Paperstand (HMC, TM, GM, UA)

The WSJ's "Ahead of the Tape" column out saying that sweet deals by Honda (HMC) and Toyota (TM) may leave big three in dust. A weak yen means Japanese auto makers are as well-armed as ever to steal mkt share from the Big Three. Honda and Toyota have tried not to play the incentive game the past few years, content to watch General Motors (GM), Ford (F) and DaimlerChrysler (DCX) eat away at their own profit margins by showering US consumers with 0% financing deals and cash giveaways. But the Japanese are using incentives more aggressively now, at a time when the Big Three have little ammunition left for a price war. US auto makers held the line or decreased incentives in June, compared with a year earlier, while the top two Japanese players increased deals by as much as $627 per vehicle sold. Toyota is offering cheap financing on big trucks, a segment dominated by the Big Three. Honda has nearly doubled incentives in June to $1,400 a vehicle compared with Jun'06. The Japanese enjoy a huge labor-cost advantage over the Big Three, which gives them room to push incentives. Meantime, the yen's weakness means Honda and Toyota can ship parts and vehicles from Japan cheaply to the US, further holding down their costs as they cut prices.

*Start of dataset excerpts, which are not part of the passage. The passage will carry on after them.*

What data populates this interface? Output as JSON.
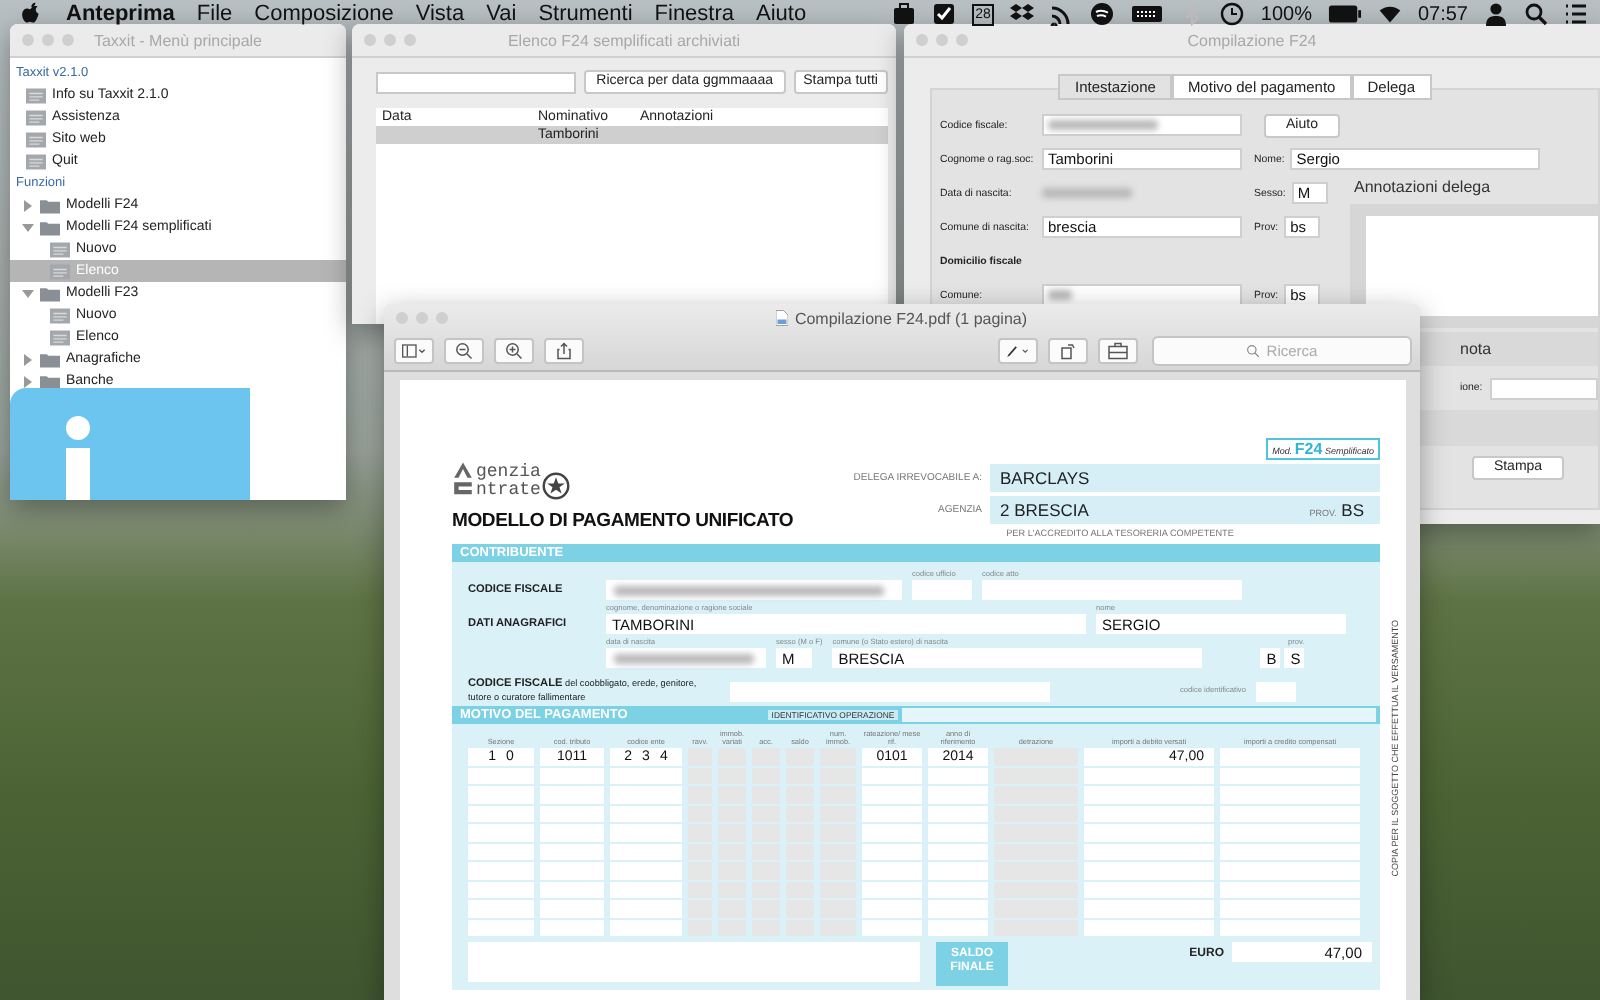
{
  "menubar": {
    "app_name": "Anteprima",
    "menus": [
      "File",
      "Composizione",
      "Vista",
      "Vai",
      "Strumenti",
      "Finestra",
      "Aiuto"
    ],
    "calendar_day": "28",
    "battery": "100%",
    "clock": "07:57"
  },
  "main_menu_window": {
    "title": "Taxxit - Menù principale",
    "sections": [
      {
        "heading": "Taxxit v2.1.0",
        "items": [
          {
            "label": "Info su Taxxit 2.1.0",
            "kind": "doc",
            "selected": false
          },
          {
            "label": "Assistenza",
            "kind": "doc",
            "selected": false
          },
          {
            "label": "Sito web",
            "kind": "doc",
            "selected": false
          },
          {
            "label": "Quit",
            "kind": "doc",
            "selected": false
          }
        ]
      },
      {
        "heading": "Funzioni",
        "items": [
          {
            "label": "Modelli F24",
            "kind": "folder",
            "expanded": false,
            "selected": false
          },
          {
            "label": "Modelli F24 semplificati",
            "kind": "folder",
            "expanded": true,
            "selected": false,
            "children": [
              {
                "label": "Nuovo",
                "kind": "doc",
                "selected": false
              },
              {
                "label": "Elenco",
                "kind": "doc",
                "selected": true
              }
            ]
          },
          {
            "label": "Modelli F23",
            "kind": "folder",
            "expanded": true,
            "selected": false,
            "children": [
              {
                "label": "Nuovo",
                "kind": "doc",
                "selected": false
              },
              {
                "label": "Elenco",
                "kind": "doc",
                "selected": false
              }
            ]
          },
          {
            "label": "Anagrafiche",
            "kind": "folder",
            "expanded": false,
            "selected": false
          },
          {
            "label": "Banche",
            "kind": "folder",
            "expanded": false,
            "selected": false
          }
        ]
      }
    ]
  },
  "archive_window": {
    "title": "Elenco F24 semplificati archiviati",
    "buttons": [
      "Ricerca per data ggmmaaaa",
      "Stampa tutti"
    ],
    "columns": [
      "Data",
      "Nominativo",
      "Annotazioni"
    ],
    "rows": [
      {
        "nominativo": "Tamborini",
        "selected": true
      }
    ]
  },
  "compile_window": {
    "title": "Compilazione F24",
    "tabs": [
      {
        "label": "Intestazione",
        "selected": true
      },
      {
        "label": "Motivo del pagamento",
        "selected": false
      },
      {
        "label": "Delega",
        "selected": false
      }
    ],
    "tax_code": {
      "label": "Codice fiscale:"
    },
    "help_button": "Aiuto",
    "surname": {
      "label": "Cognome o rag.soc:",
      "value": "Tamborini"
    },
    "name": {
      "label": "Nome:",
      "value": "Sergio"
    },
    "birth_date": {
      "label": "Data di nascita:"
    },
    "sex": {
      "label": "Sesso:",
      "value": "M"
    },
    "birth_place": {
      "label": "Comune di nascita:",
      "value": "brescia"
    },
    "birth_prov": {
      "label": "Prov:",
      "value": "bs"
    },
    "domicile_heading": "Domicilio fiscale",
    "domicile_town": {
      "label": "Comune:"
    },
    "domicile_prov": {
      "label": "Prov:",
      "value": "bs"
    },
    "notes_heading": "Annotazioni delega",
    "note_heading": "nota",
    "partial_label": "ione:",
    "print_button": "Stampa"
  },
  "pdf_window": {
    "title": "Compilazione F24.pdf (1 pagina)",
    "search_placeholder": "Ricerca",
    "form": {
      "logo_lines": [
        "genzia",
        "ntrate"
      ],
      "title": "MODELLO DI PAGAMENTO UNIFICATO",
      "badge": {
        "prefix": "Mod.",
        "code": "F24",
        "suffix": "Semplificato"
      },
      "delegation": {
        "label": "DELEGA IRREVOCABILE A:",
        "value": "BARCLAYS"
      },
      "agency": {
        "label": "AGENZIA",
        "value": "2 BRESCIA",
        "prov_label": "PROV.",
        "prov": "BS"
      },
      "treasury_note": "PER L'ACCREDITO ALLA TESORERIA COMPETENTE",
      "contributor": {
        "heading": "CONTRIBUENTE",
        "tax_code_label": "CODICE FISCALE",
        "office_code_caption": "codice ufficio",
        "act_code_caption": "codice atto",
        "personal_label": "DATI ANAGRAFICI",
        "surname_caption": "cognome, denominazione o ragione sociale",
        "surname": "TAMBORINI",
        "name_caption": "nome",
        "name": "SERGIO",
        "birth_caption": "data di nascita",
        "sex_caption": "sesso (M o F)",
        "sex": "M",
        "birthplace_caption": "comune (o Stato estero) di nascita",
        "birthplace": "BRESCIA",
        "prov_caption": "prov.",
        "prov": [
          "B",
          "S"
        ],
        "coobligated_label": "CODICE FISCALE",
        "coobligated_note": "del coobbligato, erede, genitore, tutore o curatore fallimentare",
        "id_code_caption": "codice identificativo"
      },
      "payment": {
        "heading": "MOTIVO DEL PAGAMENTO",
        "operation_id_label": "IDENTIFICATIVO OPERAZIONE",
        "columns": [
          "Sezione",
          "cod. tributo",
          "codice ente",
          "ravv.",
          "immob. variati",
          "acc.",
          "saldo",
          "num. immob.",
          "rateazione/ mese rif.",
          "anno di riferimento",
          "detrazione",
          "importi a debito versati",
          "importi a credito compensati"
        ],
        "rows": [
          {
            "sezione": [
              "1",
              "0"
            ],
            "codice_tributo": "1011",
            "codice_ente": [
              "2",
              "3",
              "4"
            ],
            "rateazione": "0101",
            "anno": "2014",
            "importo_debito": "47,00"
          }
        ],
        "total_label": "SALDO FINALE",
        "euro_label": "EURO",
        "total": "47,00"
      },
      "side_note": "COPIA PER IL SOGGETTO CHE EFFETTUA IL VERSAMENTO"
    }
  }
}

Incentives mean June auto sales, which are reported by the auto makers today, probably showed vigor. Analysts believe domestic sales of cars and light trucks hit an annual rate between 16.4m and 16.8m in June, up as much as 5% from a year ago. It also means the Big Three continued to lose mkt share.

"Heard on the Street" column discusses General Motors (GM), saying that it has been quite a ride for GM over the past few weeks. Since June 7, the auto maker's stock has zoomed ahead 28% on increasing optimism that GM and its Detroit rivals will haul away a truckload of concessions from this summer's contract talks with the UAW. While the possibility of a transformational deal with the union has made GM shares attractive as a near-term trading play, investors looking down the road should still proceed with caution. Fundamentally, GM's business is still under stress. It is burning cash, its core N-American operations aren't making money and several broad industry trends are combining to damp its ability to boost rev, which it needs to fuel its turnaround. "The longer-term story remains highly challenged," says Peter Nesvold, of Bear Stearns.

Barron's Online "Inside Scoop" section report that Lone Pine Capital has found a snug fit in shares of Under Armour (UA). The $8bn hedge fund led by Stephen Mandel Jr. disclosed a 7.8% stake in Under Armour shares in a late Fri. Lone Pine and affiliated funds now own 2.7 million shares of class A shares. The stake makes the firm Under Armour's second-largest institutional holder. Wall St. analysts overall are bullish on Under Armour's prospects. On avg, 14 firms rank the stock a Buy.

1 comment:

  1. the current technicals have me covering part of my UA but I do think the stock will run into resistance as it is richly valued, in an industry that is under pressure, and has significant competition.